Sunday, May 12, 2013
In June of 1941, with the Germans closing in on Leningrad, intent on destroying the city in its entirety, those who worked at The Hermitage, and those citizens who loved it, worked tirelessly to pack over a million art treasures. They were loaded onto two trains which safely evacuated the art they contained to the Urals, until the war and siege ended in 1945. Spending days packing, sometimes for 23 hours at a time without a rest, and nights on fire watch on The Hermitage building complex's roof, Marina and the other volunteers lived with little sleep and less food, as they preserved the collected art history of Europe and Asia.

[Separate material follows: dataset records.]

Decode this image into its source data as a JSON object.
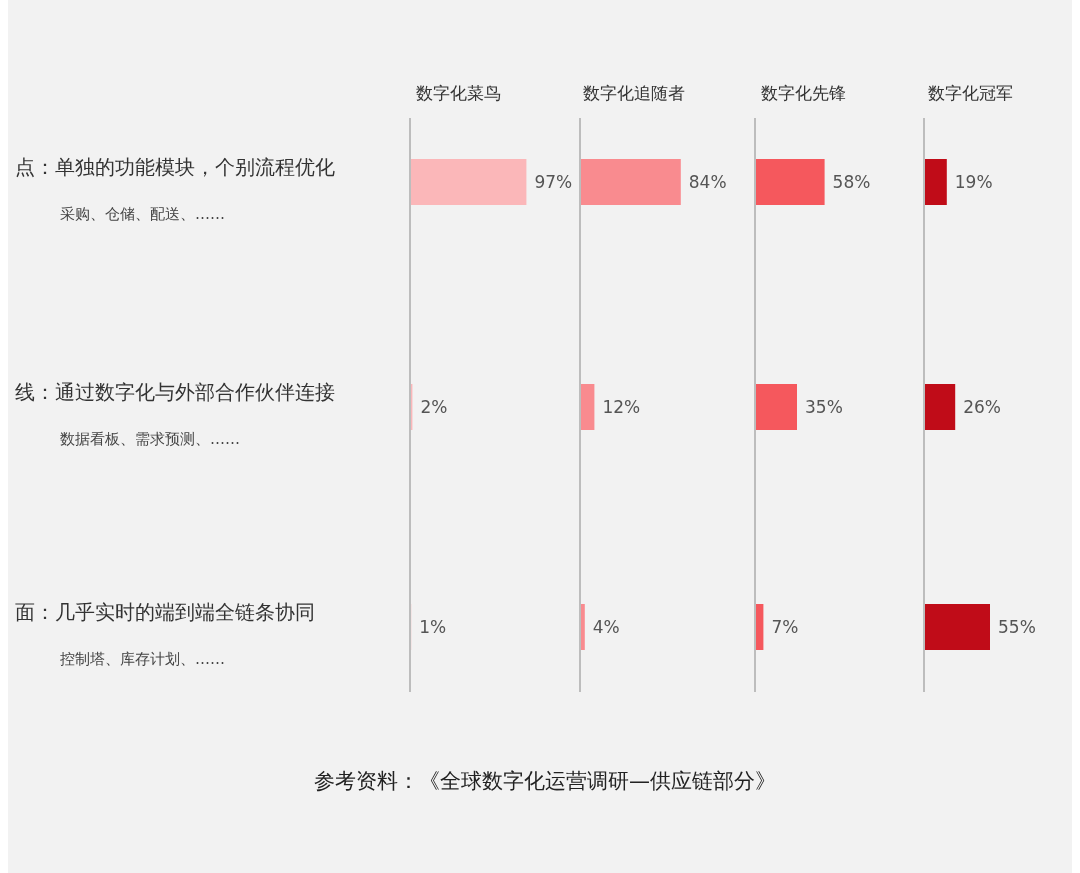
{
  "chart_data": [
    {
      "type": "bar",
      "orientation": "horizontal",
      "title": "数字化菜鸟",
      "categories": [
        "点：单独的功能模块，个别流程优化",
        "线：通过数字化与外部合作伙伴连接",
        "面：几乎实时的端到端全链条协同"
      ],
      "values": [
        97,
        2,
        1
      ],
      "value_labels": [
        "97%",
        "2%",
        "1%"
      ],
      "color": "#fbb7b9",
      "tick_labels": "y",
      "annotations": [
        "采购、仓储、配送、……",
        "数据看板、需求预测、……",
        "控制塔、库存计划、……",
        "参考资料：《全球数字化运营调研—供应链部分》"
      ]
    },
    {
      "type": "bar",
      "orientation": "horizontal",
      "title": "数字化追随者",
      "categories": [
        null,
        null,
        null
      ],
      "values": [
        84,
        12,
        4
      ],
      "value_labels": [
        "84%",
        "12%",
        "4%"
      ],
      "color": "#f98b8f",
      "tick_labels": false
    },
    {
      "type": "bar",
      "orientation": "horizontal",
      "title": "数字化先锋",
      "categories": [
        null,
        null,
        null
      ],
      "values": [
        58,
        35,
        7
      ],
      "value_labels": [
        "58%",
        "35%",
        "7%"
      ],
      "color": "#f5585d",
      "tick_labels": false
    },
    {
      "type": "bar",
      "orientation": "horizontal",
      "title": "数字化冠军",
      "categories": [
        null,
        null,
        null
      ],
      "values": [
        19,
        26,
        55
      ],
      "value_labels": [
        "19%",
        "26%",
        "55%"
      ],
      "color": "#c00c18",
      "tick_labels": false
    }
  ]
}
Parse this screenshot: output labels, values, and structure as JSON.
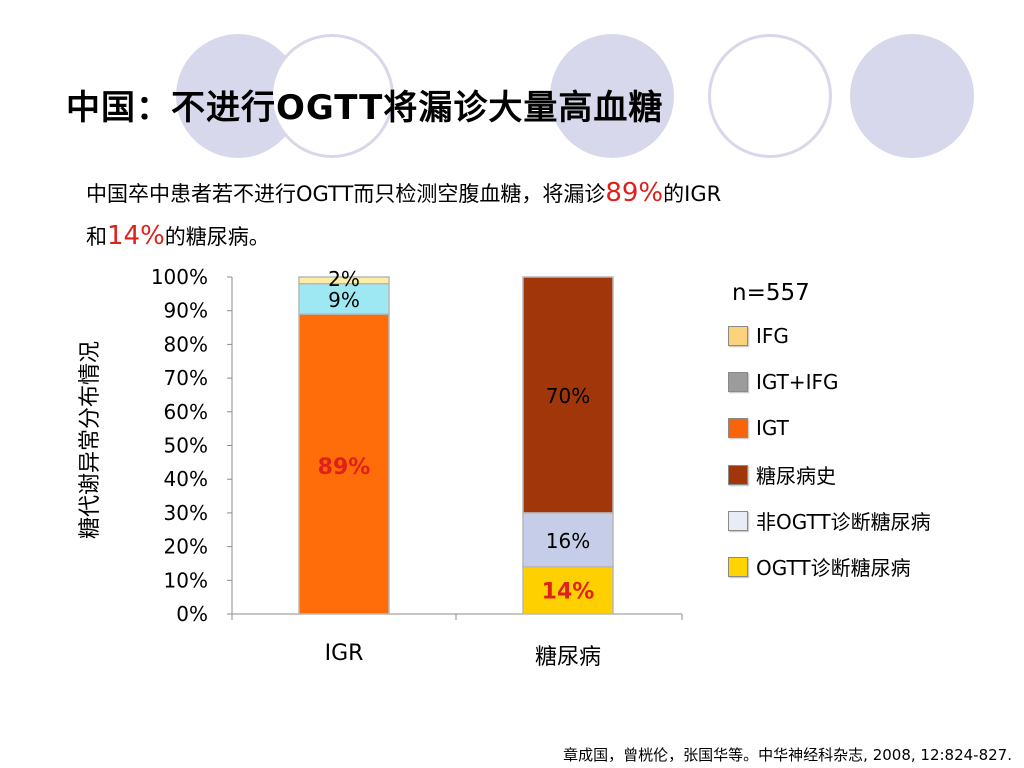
{
  "slide": {
    "title": "中国：不进行OGTT将漏诊大量高血糖",
    "subtitle": {
      "part1": "中国卒中患者若不进行OGTT而只检测空腹血糖，将漏诊",
      "highlight1": "89%",
      "part2": "的IGR",
      "part3": "和",
      "highlight2": "14%",
      "part4": "的糖尿病。"
    },
    "citation": "章成国，曾桄伦，张国华等。中华神经科杂志, 2008, 12:824-827.",
    "highlight_color": "#e0201b"
  },
  "chart_data": {
    "type": "bar",
    "stacked": true,
    "ylabel": "糖代谢异常分布情况",
    "ylim": [
      0,
      100
    ],
    "y_ticks": [
      "0%",
      "10%",
      "20%",
      "30%",
      "40%",
      "50%",
      "60%",
      "70%",
      "80%",
      "90%",
      "100%"
    ],
    "categories": [
      "IGR",
      "糖尿病"
    ],
    "n_label": "n=557",
    "series": [
      {
        "name": "OGTT诊断糖尿病",
        "values": [
          0,
          14
        ],
        "color": "#ffd000",
        "labels": [
          "",
          "14%"
        ],
        "label_color": "#e0201b",
        "label_bold": true
      },
      {
        "name": "非OGTT诊断糖尿病",
        "values": [
          0,
          16
        ],
        "color": "#c6cde8",
        "labels": [
          "",
          "16%"
        ],
        "label_color": "#000000",
        "label_bold": false
      },
      {
        "name": "糖尿病史",
        "values": [
          0,
          70
        ],
        "color": "#a0360a",
        "labels": [
          "",
          "70%"
        ],
        "label_color": "#000000",
        "label_bold": false
      },
      {
        "name": "IGT",
        "values": [
          89,
          0
        ],
        "color": "#ff6d0a",
        "labels": [
          "89%",
          ""
        ],
        "label_color": "#e0201b",
        "label_bold": true
      },
      {
        "name": "IGT+IFG",
        "values": [
          9,
          0
        ],
        "color": "#9ee8f4",
        "labels": [
          "9%",
          ""
        ],
        "label_color": "#000000",
        "label_bold": false
      },
      {
        "name": "IFG",
        "values": [
          2,
          0
        ],
        "color": "#fdeea6",
        "labels": [
          "2%",
          ""
        ],
        "label_color": "#000000",
        "label_bold": false
      }
    ],
    "legend": [
      {
        "name": "IFG",
        "color": "#fcd27a"
      },
      {
        "name": "IGT+IFG",
        "color": "#9c9c9c"
      },
      {
        "name": "IGT",
        "color": "#f8640c"
      },
      {
        "name": "糖尿病史",
        "color": "#a0360a"
      },
      {
        "name": "非OGTT诊断糖尿病",
        "color": "#e9ebf5"
      },
      {
        "name": "OGTT诊断糖尿病",
        "color": "#ffd400"
      }
    ],
    "legend_position": "right",
    "grid": false
  }
}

Told from Marina's perspective, as both an elderly, Alzheimer-threatened woman who emigrated to the United States after the war, and as a young worker at the Hermitage, the story weaves tales of war, suffering, hunger and love for art into a compelling narrative. The Madonnas of Leningrad is also told from the perspective of her daughter, who gives us a side to war survivors that many of us have seen, that of people who have seen such horrors, that they choose not to speak of it. Marina and her husband, Dmitri, have lived a long, full life after the war, and only reflect on their past experiences when age and dementia shuffle their memories.
I highly recommend both reading this book and looking at the website for The Hermitage, www.hermitagemuseum.org. The facts of the story and the human side represented in this novel bring a clarity to a part of WWII that many of us rarely hear about, The Siege of Leningrad.